Publié le 15/01/2015 par Anne Feuillère / Catégorie: Critique

Le prix à payer pour être vu

Monique Marnette, directrice de production chez Man's Films, avait déjà réalisé un petit court métrage Ashes to Ashes, un plan séquence de trois minutes, dans des bureaux totalement désertés où ne survivaient plus que des machines, téléphones, imprimantes, photocopieuses, personnages de Sims abandonnés dans leur jeux vidéos, condamnés à refaire toujours les mêmes gestes et répéter les mêmes borborygmes. Jusqu'à ce que la caméra se penche à l'extérieur, de l'autre côté des murs. On vous tait la chute... Dans son noir et blanc presque surexposé, ce tout petit film construisait une ambiance étrange de fin du monde et posait, sur le monde du travail, un regard vif, acéré et non dénué d'humour. Avec Out of Frame, son second court métrage, Monique Marnette explore à nouveau l'univers d'un travailleur, sur le mode de l'inquiétante étrangeté encore et toujours avec une jolie pointe d'humour, celle qui sauve la dignité dans le désespoir.  

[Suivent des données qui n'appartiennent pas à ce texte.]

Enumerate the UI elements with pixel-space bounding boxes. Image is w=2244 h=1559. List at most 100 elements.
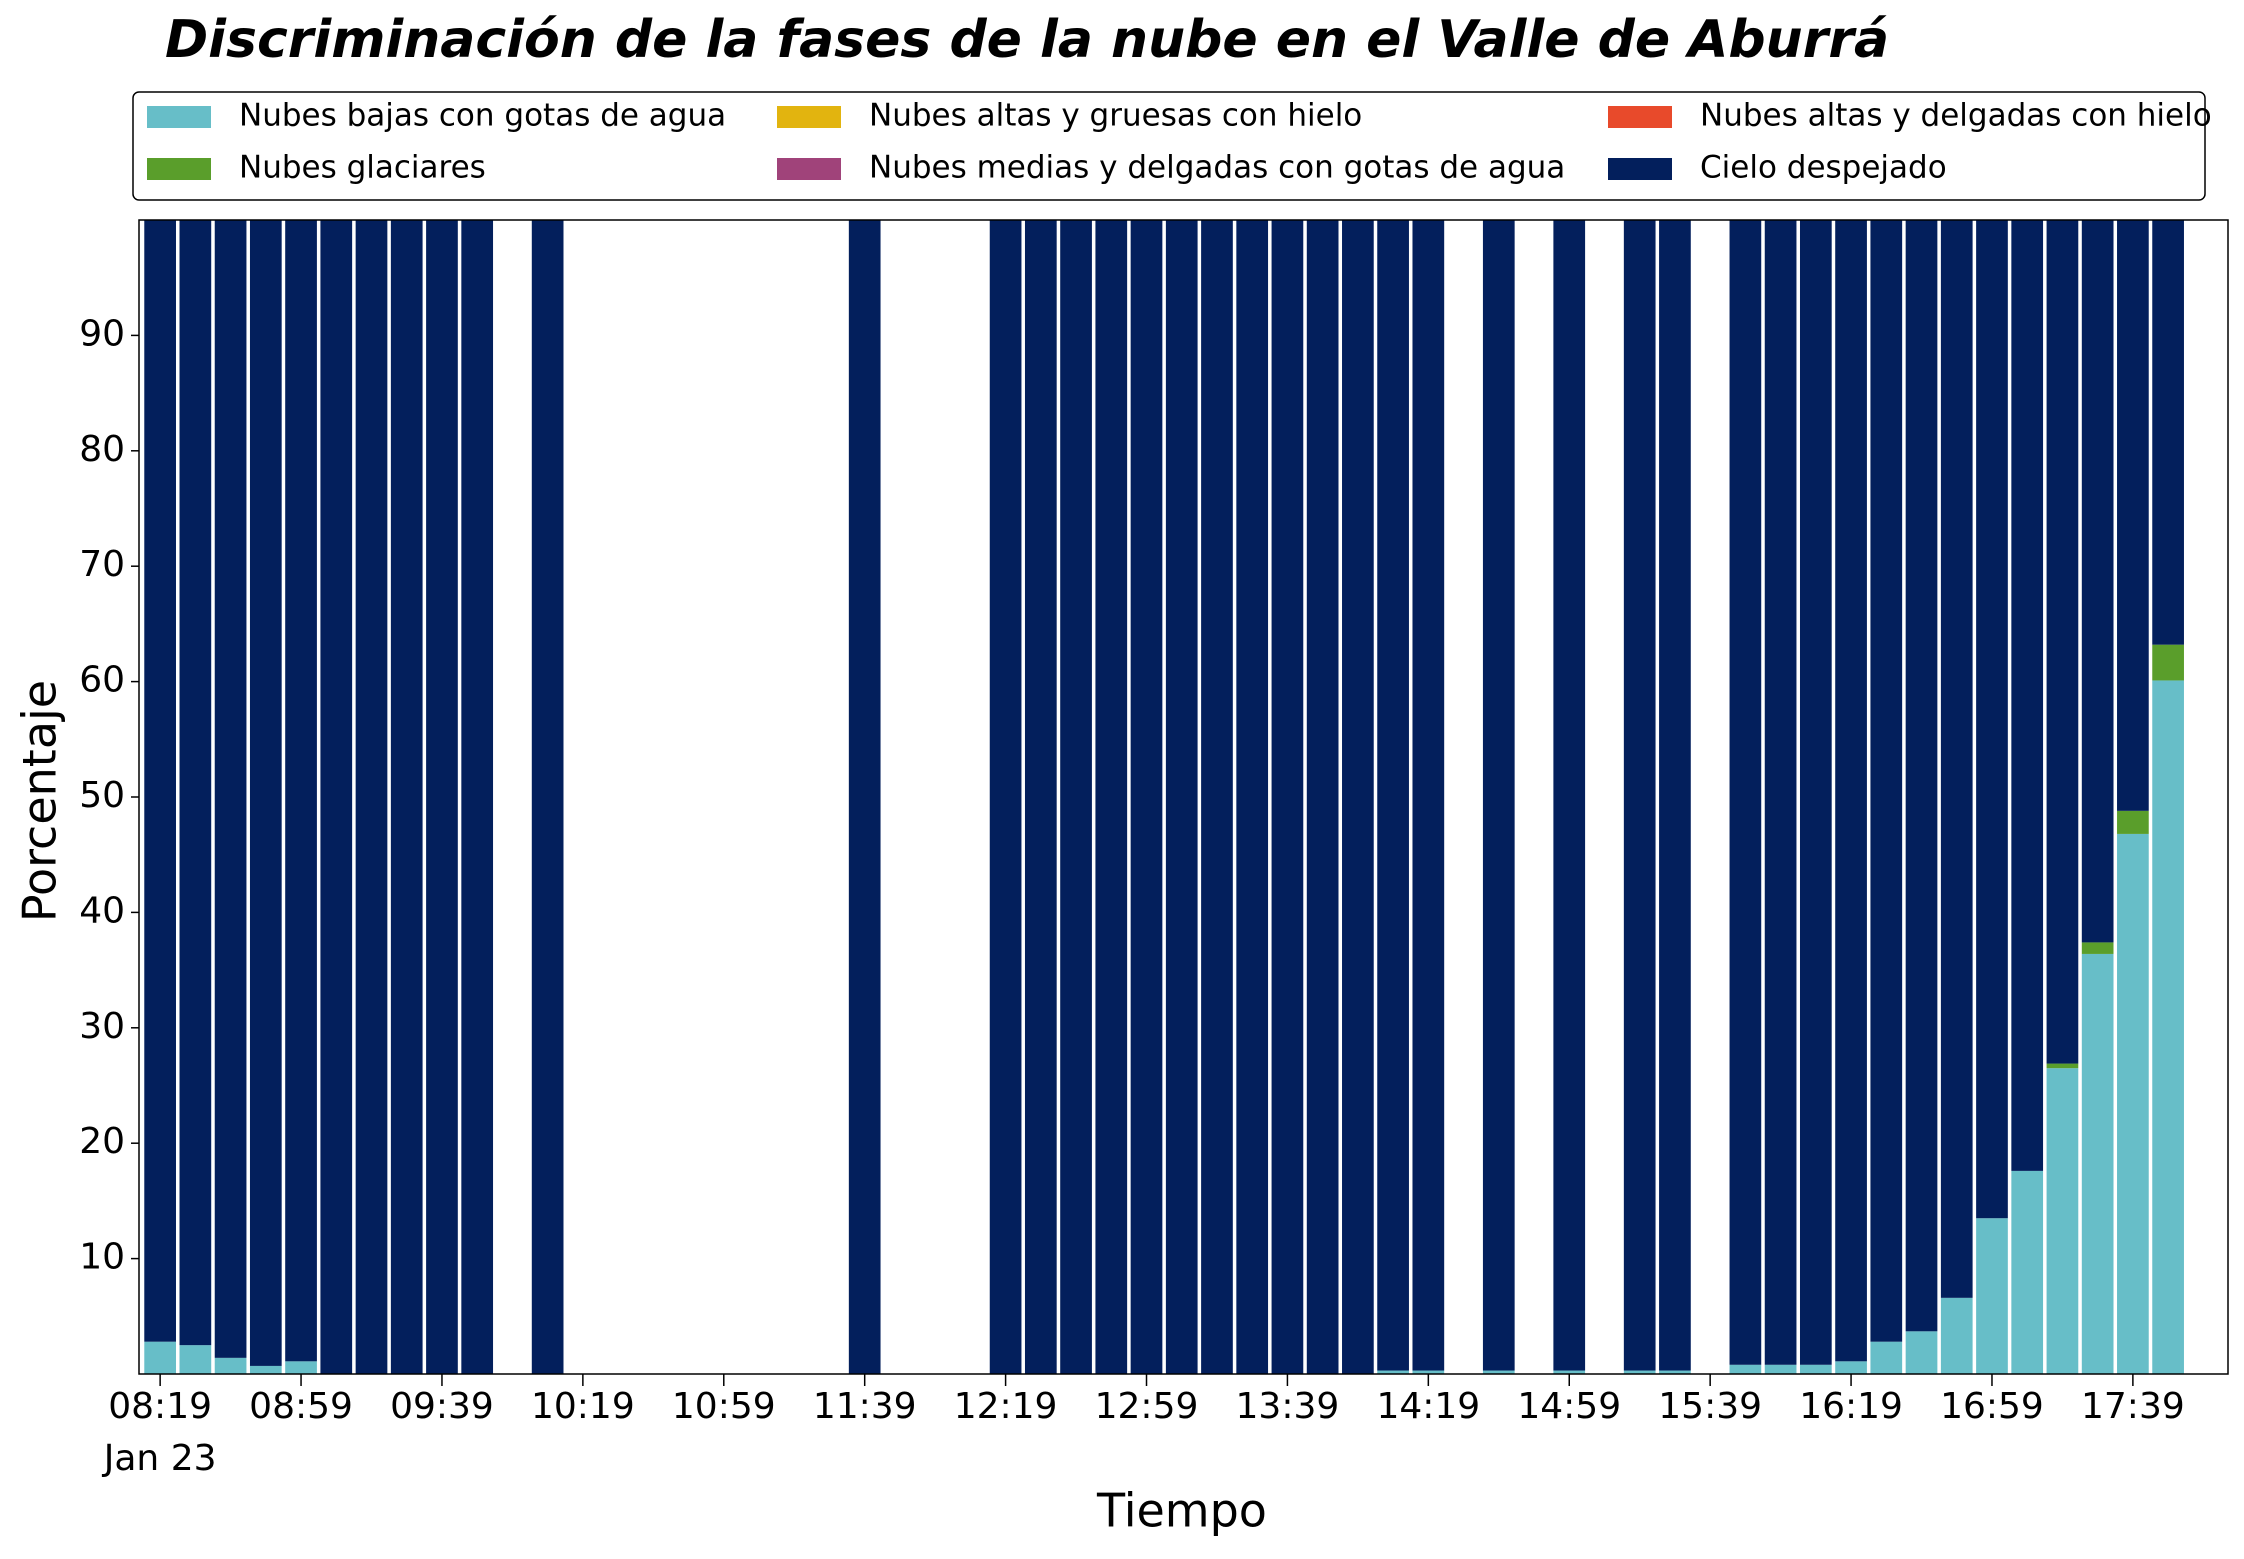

Out of Frame de Monique MarnetteMichel est gardien de musée. Sa vie se déroule selon des lignes toutes tracées que la caméra de Monique Marnette construit en angle droit. Fluide en travelling, suspendue derrière son personnage ou installée selon des cadrages fixes qui jouent à redéployer les lignes et les cadres dans des mises en abyme sans fin, la caméra dévoile un univers gris, froid, à peine transpercé par un instant fugace de rayons de soleil, un univers qui laisse hors cadre les toiles du musée pour suivre Michel dans son quotidien terne et morne. Dans la répétition chaque jour des mêmes scènes, des mêmes gestes, Michel évolue comme un robot. Silencieux, lent, presque inexpressif, il ne montre que devoir, ennui résolu, tristesse dans la vacuité d'une vie solitaire, déroulée comme du papier à musique.

Epuré, très maîtrisé, Out of Frame fait planer une atmosphère mélancolique (qui doit beaucoup à la douceur grave et mutique de son comédien principal, Georges Siatidis) sur cette vie décharnée que quelques sons, la répétition, deux trois indices viennent troubler d'une inquiétante étrangeté. Gardien de musée, donc, Michel est celui qui est assis au milieu des toiles, celui que le regard survole, qu'on ne voit pas, le vivant plus mort que les toiles inanimées qu'il doit surveiller. Jusqu'à ce que, par un retournement digne des photographies les plus célèbres de Duane Michals, Michel, qui était hors cadre, se retrouve plein cadre, avalé en quelque sorte par sa propre vie, si confondu avec son travail qu'il s'y est figé jusqu'à l'extrême. Mais ce passage de l'invisible au visible passe par une certaine mort, celle à laquelle l'image condamne irrémédiablement, puisqu'elle fixe à jamais le temps vivant dans l'instant arrêté de la prise. Et la boucle est bouclée : agoniser de n'être pas vu vaut autant que mourir d'être vu. Réflexion sur le cinéma et l'image, Out of Frame, avec beaucoup d'habileté, une certaine tendresse et une pointe d'humour, interroge la vacuité de notre monde contemporain qui privilégie à un hors champ bien vivant, mais qui agonise de rester dans l'ombre, un plein cadre bien visible qui épingle à jamais.